Hi, Anyone staying there at present ? Thinking of heading down there at the end of the month and wondered what the weather is like and if there are many empty spaces on site. I know in previous years it got quite crowded after New Year.

Regards, Tom


Toujours a Vacances !


----------



## boggy (Sep 24, 2007)

Stayed there from Saturday to today, shorts and T-shirt from 10am to 4pm, it's been approx 16 to 18 deg. There are plenty of space's available. 

Arrived in La-Manga today for the C&CC rally for 2 weeks very warm and sunny, it's been like this since Xmas.

John


----------



## gofer (Feb 8, 2010)

try and get down for the festival i think its near the end of the month its well worth seeing


----------



## teemyob (Nov 22, 2005)

gofer said:


> try and get down for the festival i think its near the end of the month its well worth seeing


Yes, A couple of members on here have recommended the festivals.
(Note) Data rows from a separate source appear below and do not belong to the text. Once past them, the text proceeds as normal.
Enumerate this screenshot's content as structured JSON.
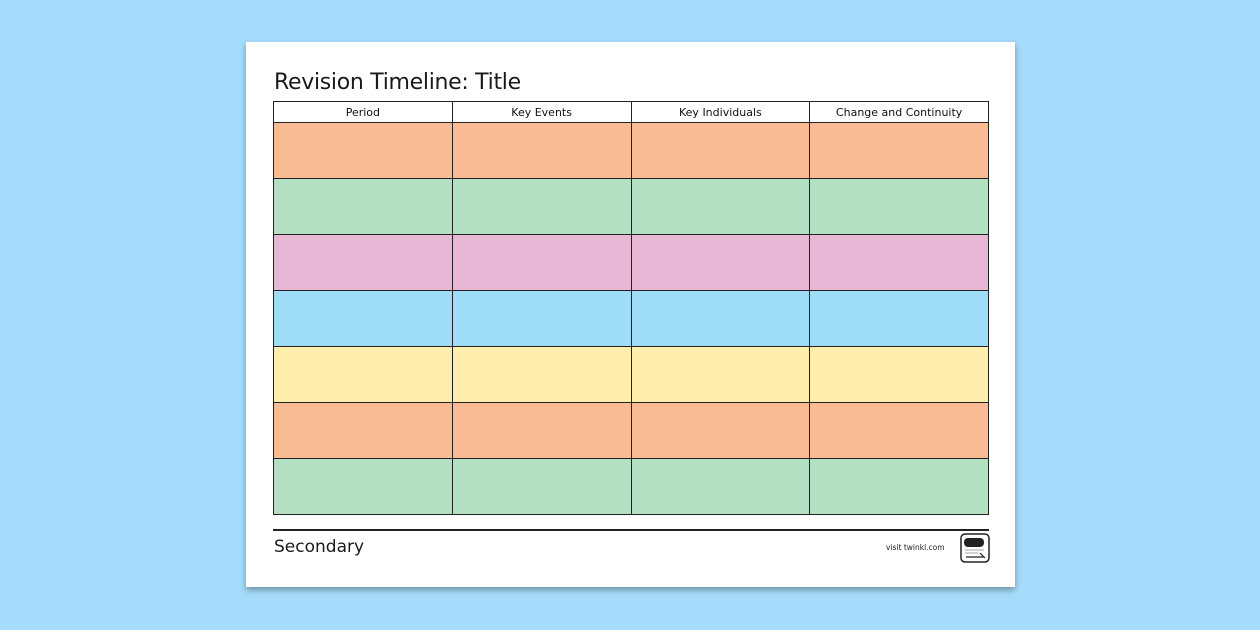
{
  "document": {
    "title": "Revision Timeline: Title",
    "footer_label": "Secondary",
    "website": "visit twinkl.com",
    "logo_text": "twinkl"
  },
  "table": {
    "headers": [
      "Period",
      "Key Events",
      "Key Individuals",
      "Change and Continuity"
    ],
    "rows": [
      {
        "color": "#f9bb94",
        "cells": [
          "",
          "",
          "",
          ""
        ]
      },
      {
        "color": "#b3dfc3",
        "cells": [
          "",
          "",
          "",
          ""
        ]
      },
      {
        "color": "#e9b7d6",
        "cells": [
          "",
          "",
          "",
          ""
        ]
      },
      {
        "color": "#9fdcf7",
        "cells": [
          "",
          "",
          "",
          ""
        ]
      },
      {
        "color": "#feedab",
        "cells": [
          "",
          "",
          "",
          ""
        ]
      },
      {
        "color": "#f9bb94",
        "cells": [
          "",
          "",
          "",
          ""
        ]
      },
      {
        "color": "#b3dfc3",
        "cells": [
          "",
          "",
          "",
          ""
        ]
      }
    ]
  },
  "colors": {
    "background": "#a6dcfb",
    "sheet": "#ffffff",
    "border": "#222222"
  }
}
There is another site in Benicassim but they lock you in (or out!) with huge iron gates at 10:30pm

Bontera park has a security guard on and you can come and go as you please.

TM


----------



## medsteps (Jul 1, 2008)

Bonterra park is great 
go there every year, meet a great crowd of people, lots to do very friendly site, everything is close to hand,supermarkets/ prom/ beach and the town which as a market
cyclists/runners and walkers will love it 

cant wait to go
steps


----------